Sua jogabilidade é baseada na mecânica de combate tático em turnos que tem como inspiração direta o famoso XCOM, para quem não está habituado ou não está familiarizado com ao estilo de game um jogo de RPG por turno, tem como característica o jogador esperar a sua vez para criar suas estratégias, se movimentar e atacar. Algo que lembra os jogos de Pokémon e franquia Final Fantasy.

Mas foi por essa aplicação do gênero de turnos que despertou a nossa curiosidade e de vários, tentando entender se realmente o game ia dar certo utilizado desta mecânica. Já podemos antecipar que sim, ele realmente funciona aqui, e funciona de forma muito agradável. Inicialmente pode parecer difícil mas o lado irônico do game deixa tudo mais interessante. Os desafios são baseados nas questões de tentativa e erro, e no momento que você começa a pegar o jeito, ele realmente começa a ser muito divertido.

A história

Mário + Rabbids Kingdom Battle foi desenvolvido pela Ubisoft recebendo a atribuição de licença da Nintendo para que pudesse utilizar dos contextos do Mundo Mário junto dos seus famosos Rabbids. Ou seja temos um total desenvolvido da Ubisoft, com apenas uma aprovação Nintendo. Digo isso, pois é muito interessante ver a Ubisoft conseguiu trabalhar os contextos Nintendo, e de forma muito bem trabalhada por sinal.

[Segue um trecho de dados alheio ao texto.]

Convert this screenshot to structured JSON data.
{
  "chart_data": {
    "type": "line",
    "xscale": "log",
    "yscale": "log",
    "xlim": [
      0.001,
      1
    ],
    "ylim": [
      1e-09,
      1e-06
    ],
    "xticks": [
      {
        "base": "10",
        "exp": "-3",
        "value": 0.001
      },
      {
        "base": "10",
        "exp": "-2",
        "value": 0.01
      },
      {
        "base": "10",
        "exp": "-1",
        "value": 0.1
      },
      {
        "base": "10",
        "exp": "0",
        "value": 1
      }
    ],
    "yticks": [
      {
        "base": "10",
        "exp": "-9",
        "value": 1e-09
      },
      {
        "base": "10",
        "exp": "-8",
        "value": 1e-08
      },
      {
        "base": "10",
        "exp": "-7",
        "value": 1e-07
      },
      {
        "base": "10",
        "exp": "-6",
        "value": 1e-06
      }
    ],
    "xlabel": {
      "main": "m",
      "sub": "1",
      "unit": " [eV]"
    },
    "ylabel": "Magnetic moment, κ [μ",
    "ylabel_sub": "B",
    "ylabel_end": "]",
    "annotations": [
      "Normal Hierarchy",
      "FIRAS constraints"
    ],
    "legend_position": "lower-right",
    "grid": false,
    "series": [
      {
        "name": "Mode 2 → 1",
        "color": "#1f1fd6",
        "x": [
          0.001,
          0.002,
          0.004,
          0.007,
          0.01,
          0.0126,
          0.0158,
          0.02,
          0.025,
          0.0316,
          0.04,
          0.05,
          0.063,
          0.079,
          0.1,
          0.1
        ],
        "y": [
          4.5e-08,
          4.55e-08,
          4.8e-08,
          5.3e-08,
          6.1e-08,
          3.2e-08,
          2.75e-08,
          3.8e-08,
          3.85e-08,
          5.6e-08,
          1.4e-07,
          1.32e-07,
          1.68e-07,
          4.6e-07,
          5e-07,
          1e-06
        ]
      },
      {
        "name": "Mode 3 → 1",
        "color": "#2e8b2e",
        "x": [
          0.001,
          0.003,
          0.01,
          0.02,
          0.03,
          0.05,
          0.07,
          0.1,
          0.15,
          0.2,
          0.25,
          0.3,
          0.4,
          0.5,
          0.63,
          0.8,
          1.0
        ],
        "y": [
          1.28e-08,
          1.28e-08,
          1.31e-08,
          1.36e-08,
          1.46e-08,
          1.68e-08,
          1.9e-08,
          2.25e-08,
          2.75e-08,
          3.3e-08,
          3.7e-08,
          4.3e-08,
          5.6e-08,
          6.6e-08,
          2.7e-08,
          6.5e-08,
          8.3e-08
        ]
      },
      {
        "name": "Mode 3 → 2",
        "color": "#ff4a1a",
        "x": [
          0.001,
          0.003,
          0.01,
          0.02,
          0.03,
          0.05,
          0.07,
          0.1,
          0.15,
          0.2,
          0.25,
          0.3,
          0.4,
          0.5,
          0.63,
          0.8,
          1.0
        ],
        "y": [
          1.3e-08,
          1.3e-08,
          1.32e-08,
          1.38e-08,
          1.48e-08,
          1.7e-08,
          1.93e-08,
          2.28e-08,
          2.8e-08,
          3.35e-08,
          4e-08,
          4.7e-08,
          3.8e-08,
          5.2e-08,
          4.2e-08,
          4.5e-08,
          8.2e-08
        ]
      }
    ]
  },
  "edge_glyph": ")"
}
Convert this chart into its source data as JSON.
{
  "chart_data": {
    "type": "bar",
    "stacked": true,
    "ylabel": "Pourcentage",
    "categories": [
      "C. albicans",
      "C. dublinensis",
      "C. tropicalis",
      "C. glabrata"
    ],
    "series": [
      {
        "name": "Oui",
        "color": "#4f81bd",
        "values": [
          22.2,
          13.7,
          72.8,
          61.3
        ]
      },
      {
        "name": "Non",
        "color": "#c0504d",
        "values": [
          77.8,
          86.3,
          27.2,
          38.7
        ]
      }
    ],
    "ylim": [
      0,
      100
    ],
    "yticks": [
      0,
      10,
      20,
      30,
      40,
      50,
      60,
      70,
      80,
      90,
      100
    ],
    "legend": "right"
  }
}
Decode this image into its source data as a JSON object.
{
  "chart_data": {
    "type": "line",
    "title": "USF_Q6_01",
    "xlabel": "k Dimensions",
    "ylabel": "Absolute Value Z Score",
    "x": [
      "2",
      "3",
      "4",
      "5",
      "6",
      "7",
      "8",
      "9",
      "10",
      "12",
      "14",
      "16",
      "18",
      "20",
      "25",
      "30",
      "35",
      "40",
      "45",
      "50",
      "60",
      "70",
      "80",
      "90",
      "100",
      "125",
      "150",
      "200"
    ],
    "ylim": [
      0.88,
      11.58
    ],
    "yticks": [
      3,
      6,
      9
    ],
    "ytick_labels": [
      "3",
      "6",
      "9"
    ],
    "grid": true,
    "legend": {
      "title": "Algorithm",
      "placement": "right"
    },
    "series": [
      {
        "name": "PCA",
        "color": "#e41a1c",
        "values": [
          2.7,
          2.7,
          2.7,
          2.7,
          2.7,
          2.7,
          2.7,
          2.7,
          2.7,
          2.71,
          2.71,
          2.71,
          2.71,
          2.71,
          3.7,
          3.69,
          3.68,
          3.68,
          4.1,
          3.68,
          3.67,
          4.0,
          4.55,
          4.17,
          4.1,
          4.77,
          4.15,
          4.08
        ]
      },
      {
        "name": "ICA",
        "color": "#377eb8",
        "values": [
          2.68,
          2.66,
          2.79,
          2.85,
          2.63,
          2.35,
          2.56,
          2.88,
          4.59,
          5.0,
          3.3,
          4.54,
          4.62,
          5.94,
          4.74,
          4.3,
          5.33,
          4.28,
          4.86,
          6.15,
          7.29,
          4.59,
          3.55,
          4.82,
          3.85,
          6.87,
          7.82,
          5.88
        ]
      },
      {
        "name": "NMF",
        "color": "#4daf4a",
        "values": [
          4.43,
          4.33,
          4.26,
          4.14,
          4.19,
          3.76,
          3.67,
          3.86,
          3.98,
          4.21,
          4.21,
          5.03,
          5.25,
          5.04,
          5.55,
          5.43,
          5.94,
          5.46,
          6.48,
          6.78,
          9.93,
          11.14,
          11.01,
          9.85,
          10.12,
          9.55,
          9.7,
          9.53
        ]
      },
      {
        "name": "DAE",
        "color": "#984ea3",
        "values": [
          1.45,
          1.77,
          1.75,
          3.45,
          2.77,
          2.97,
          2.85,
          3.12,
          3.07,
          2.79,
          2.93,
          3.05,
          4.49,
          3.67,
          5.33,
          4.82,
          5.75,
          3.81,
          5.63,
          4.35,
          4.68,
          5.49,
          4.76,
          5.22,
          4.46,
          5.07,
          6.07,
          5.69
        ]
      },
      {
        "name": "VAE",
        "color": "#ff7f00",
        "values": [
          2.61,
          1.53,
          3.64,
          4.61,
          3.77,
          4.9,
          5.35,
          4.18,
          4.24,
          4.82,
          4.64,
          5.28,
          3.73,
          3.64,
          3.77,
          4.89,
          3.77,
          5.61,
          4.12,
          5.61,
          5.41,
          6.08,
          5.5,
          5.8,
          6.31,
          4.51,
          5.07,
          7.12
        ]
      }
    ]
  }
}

A história é simples e bizarra. Nos primeiros minutos os Rabbids descobrem um capacete que os permite viajar para outros universos. Após um momento de empolgação pelo fato da descoberta, eles acidentalmente criam um portal e fazem uma viagem interdimensional involuntária para o Reino do Cogumelo, gerando um verdadeiro caos.

Para contornar todo esse problema, os Rabbids e Mario precisarão se juntar para encontrar o coelho que roubou o capacete. Contudo, a tarefa acaba se tornando uma grande aventura com diversos inimigos pela frente, além de monstros e chefões pelo caminho. Cabe ao jogador, em controle de Mario e mais dois aliados, montar estratégias e percorrer todos os capítulos dos quatro mundos disponíveis durante o jogo, contando com pelo menos 20 horas de conteúdo.

Percebe-se que a narrativa e o contexto da história é relativamente simples, não havendo tantas camadas, exigindo o mínimo do jogador para iniciar essa jornada, mas a torna suficiente para colocar o jogador em situações engraçadas e que farão você querer jogar mais para saber o que vai acontecer na próxima cena.

Infelizmente, não temos modo online (poxa Ubisoft), e realmente faz falta, imagina o quanto aumentaria o replay do game se tivéssemos esse item incluído. Entretanto, temos o modo co-op, que fica liberado após completarmos o primeiro mundo. Este modo funciona semelhante ao jogos como Sonic Mania, onde as fases são desbloqueadas quando você termina cada um dos mundos.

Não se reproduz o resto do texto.